Addressing technical debt may be the first thing to get deprioritised in the pursuit of business goals, but it’s imperative that engineering managers change that narrative.
“One of the most common complaints I hear when I talk with engineers is that they feel they have to continually work on features, while the software and tools they work with become more brittle, inconsistent and frustrating and it becomes harder and harder for them to get their job done,” David Van Couvering, senior principal architect at eBay, wrote in a blog post earlier this year.
Translating the risks of those brittle systems to the business often requires speaking their language, by emphasising how attacking technical debt now can enable engineering to move faster in the future, ensure that software is more secure and keep engineers happy or stop them from walking out the door.
“When you learn how to talk like a suit, your company, your team and your career benefit. Your company benefits because they avoid the failures that can come from engineering work piling up,” Van Couvering wrote.
“Other engineers will understand how important this work is. Tell a story with your business partner as the hero and you as a trusted guide. You need to really tie into business metrics, like turnaround time, performance and quality,” the Financial Times’ Shipman advises.
Don’t take the risk
Successfully managing technical debt will require putting a lot of effort into changing ingrained cultures and ways of working, as well as improving communication between engineering and the broader business.
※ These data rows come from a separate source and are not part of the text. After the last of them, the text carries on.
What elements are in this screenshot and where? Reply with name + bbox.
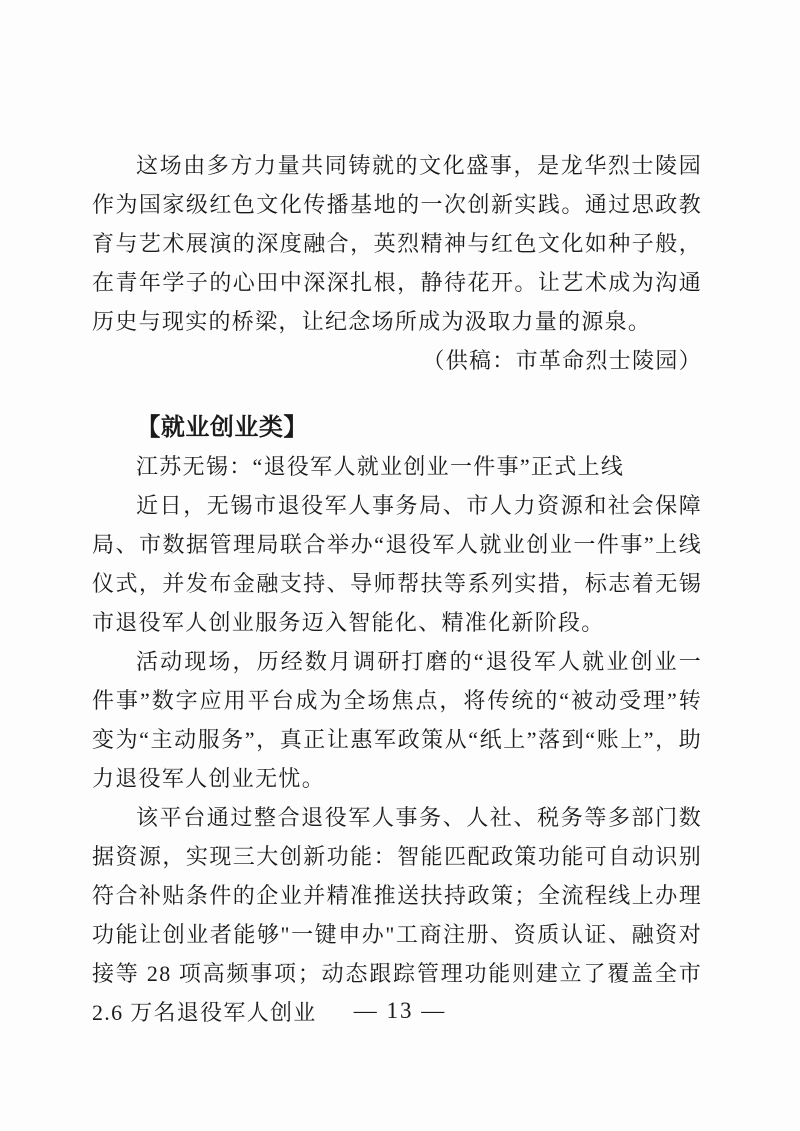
section-heading-employment-category: 【就业创业类】 (92, 408, 702, 447)
employment-paragraph-1: 近日，无锡市退役军人事务局、市人力资源和社会保障局、市数据管理局联合举办“退役军… (92, 486, 702, 642)
document-page: 这场由多方力量共同铸就的文化盛事，是龙华烈士陵园作为国家级红色文化传播基地的一次… (0, 0, 800, 1131)
article-title-wuxi-launch: 江苏无锡：“退役军人就业创业一件事”正式上线 (92, 447, 702, 486)
contributor-byline: （供稿：市革命烈士陵园） (92, 341, 702, 380)
culture-article-closing-paragraph: 这场由多方力量共同铸就的文化盛事，是龙华烈士陵园作为国家级红色文化传播基地的一次… (92, 146, 702, 341)
employment-paragraph-2: 活动现场，历经数月调研打磨的“退役军人就业创业一件事”数字应用平台成为全场焦点，… (92, 642, 702, 798)
employment-paragraph-3: 该平台通过整合退役军人事务、人社、税务等多部门数据资源，实现三大创新功能：智能匹… (92, 798, 702, 1032)
page-number: — 13 — (0, 998, 800, 1024)
page-content: 这场由多方力量共同铸就的文化盛事，是龙华烈士陵园作为国家级红色文化传播基地的一次… (92, 146, 702, 1032)
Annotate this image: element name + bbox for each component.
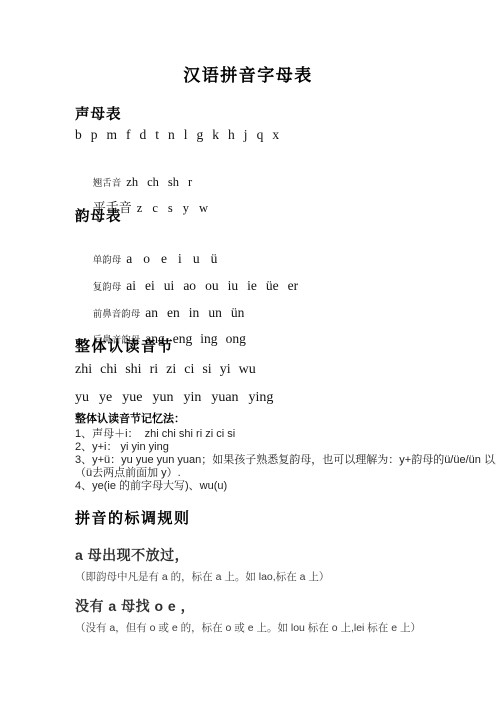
syllable: p — [91, 127, 98, 142]
syllable: üe — [266, 278, 279, 293]
tone-rule-1: a 母出现不放过， — [75, 545, 189, 565]
pingsheyin-letters: zcsyw — [137, 201, 218, 215]
zhengti-row2: yuyeyueyunyinyuanying — [75, 390, 283, 406]
zhengti-heading: 整体认读音节 — [75, 335, 174, 356]
syllable: t — [155, 127, 159, 142]
syllable: eng — [173, 331, 193, 346]
syllable: g — [197, 127, 204, 142]
syllable: n — [168, 127, 175, 142]
biaodiao-heading: 拼音的标调规则 — [75, 507, 191, 528]
syllable: ing — [200, 331, 217, 346]
syllable: c — [152, 201, 158, 215]
syllable: ci — [184, 362, 194, 377]
tone-rule-2: 没有 a 母找 o e ， — [75, 596, 195, 616]
syllable: ye — [99, 390, 112, 405]
syllable: z — [137, 201, 143, 215]
syllable: er — [288, 278, 299, 293]
zhengti-row1: zhichishirizicisiyiwu — [75, 362, 264, 378]
syllable: yi — [220, 362, 231, 377]
syllable: s — [168, 201, 173, 215]
shengmu-letters-row: bpmfdtnlgkhjqx — [75, 127, 288, 143]
syllable: x — [272, 127, 279, 142]
syllable: yue — [122, 390, 142, 405]
syllable: chi — [100, 362, 117, 377]
syllable: yun — [152, 390, 173, 405]
yunmu-heading: 韵母表 — [75, 205, 122, 226]
syllable: ong — [226, 331, 246, 346]
syllable: yuan — [211, 390, 238, 405]
document-page: 汉语拼音字母表 声母表 bpmfdtnlgkhjqx 翘舌音zhchshr 平舌… — [0, 0, 496, 702]
syllable: q — [257, 127, 264, 142]
page-title: 汉语拼音字母表 — [0, 61, 496, 86]
syllable: zhi — [75, 362, 92, 377]
syllable: yu — [75, 390, 89, 405]
shengmu-heading: 声母表 — [75, 103, 122, 124]
syllable: ying — [249, 390, 274, 405]
syllable: zi — [166, 362, 176, 377]
syllable: wu — [239, 362, 256, 377]
syllable: m — [107, 127, 118, 142]
syllable: y — [183, 201, 189, 215]
syllable: d — [140, 127, 147, 142]
syllable: yin — [183, 390, 201, 405]
tone-rule-2-note: （没有 a，但有 o 或 e 的，标在 o 或 e 上。如 lou 标在 o 上… — [75, 620, 421, 635]
syllable: k — [212, 127, 219, 142]
memory-heading: 整体认读音节记忆法： — [75, 410, 185, 426]
syllable: h — [228, 127, 235, 142]
tone-rule-1-note: （即韵母中凡是有 a 的，标在 a 上。如 lao,标在 a 上） — [75, 569, 329, 584]
memory-tip-4: 4、ye(ie 的前字母大写)、wu(u) — [75, 477, 227, 493]
syllable: l — [184, 127, 188, 142]
syllable: b — [75, 127, 82, 142]
syllable: ri — [150, 362, 159, 377]
syllable: si — [202, 362, 211, 377]
syllable: f — [126, 127, 131, 142]
syllable: j — [244, 127, 248, 142]
syllable: w — [199, 201, 208, 215]
syllable: shi — [125, 362, 141, 377]
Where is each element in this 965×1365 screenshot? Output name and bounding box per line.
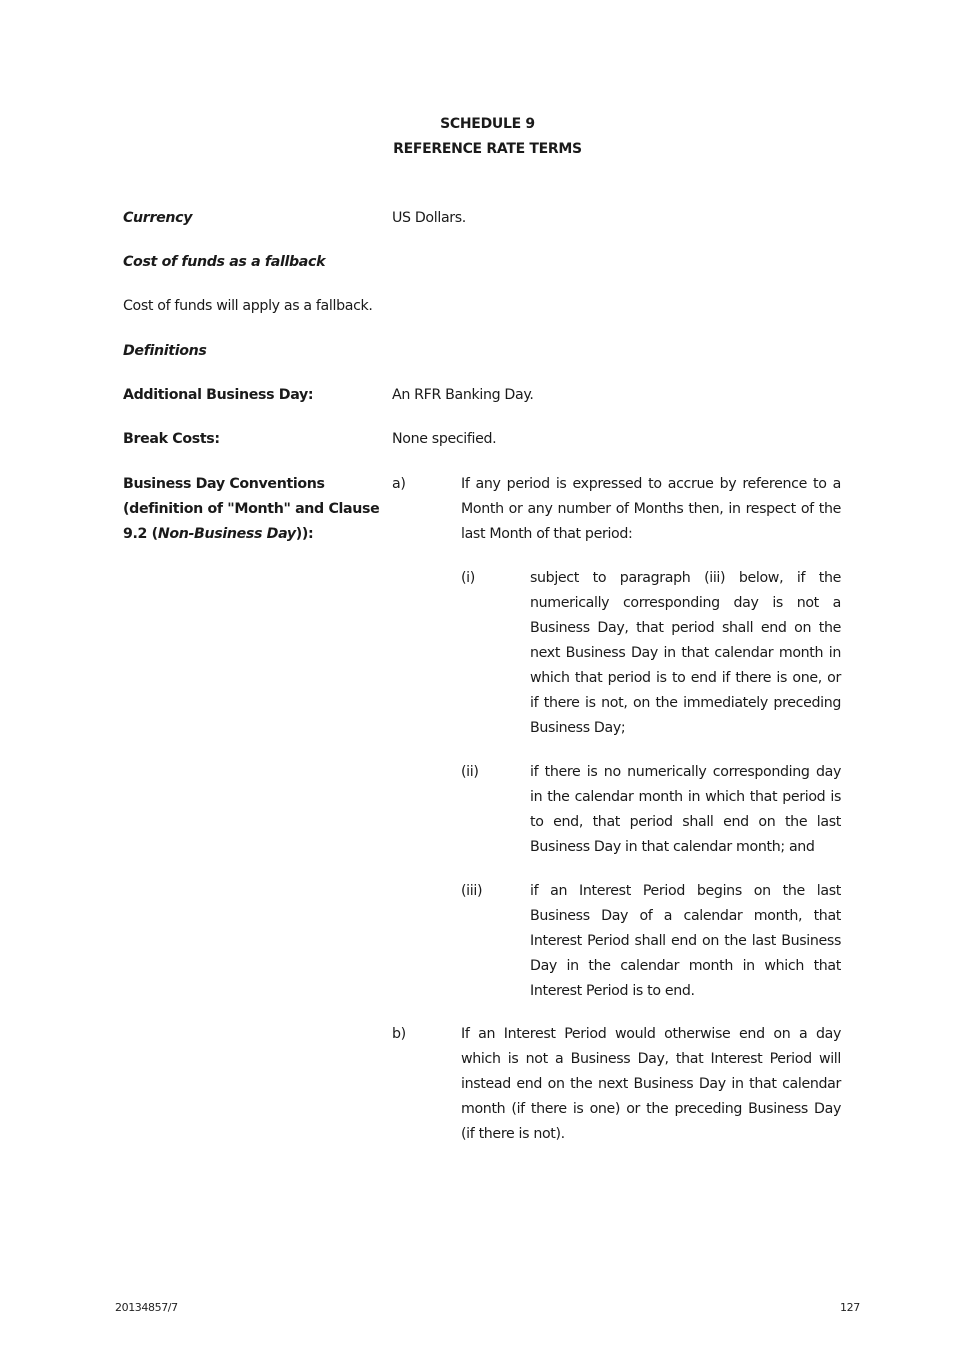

The incentives developers are working towards may need to change, but the risks of ignoring growing piles of technical debt are potentially existential.
“Your argument against technical debt will be strengthened if you focus on helping your business counterpart understand how decisions today increase future risk. Talk about the loss of predictability in the project. Show how compromises now lead to performance degradation later,” RedMonk analyst Rachel Stephens wrote in 2017.
Yes, shiny new features keep customers and executives happy, but debt-laden systems can bring everything to a shuddering halt and climbing out of the debris doesn’t sound like much fun at all.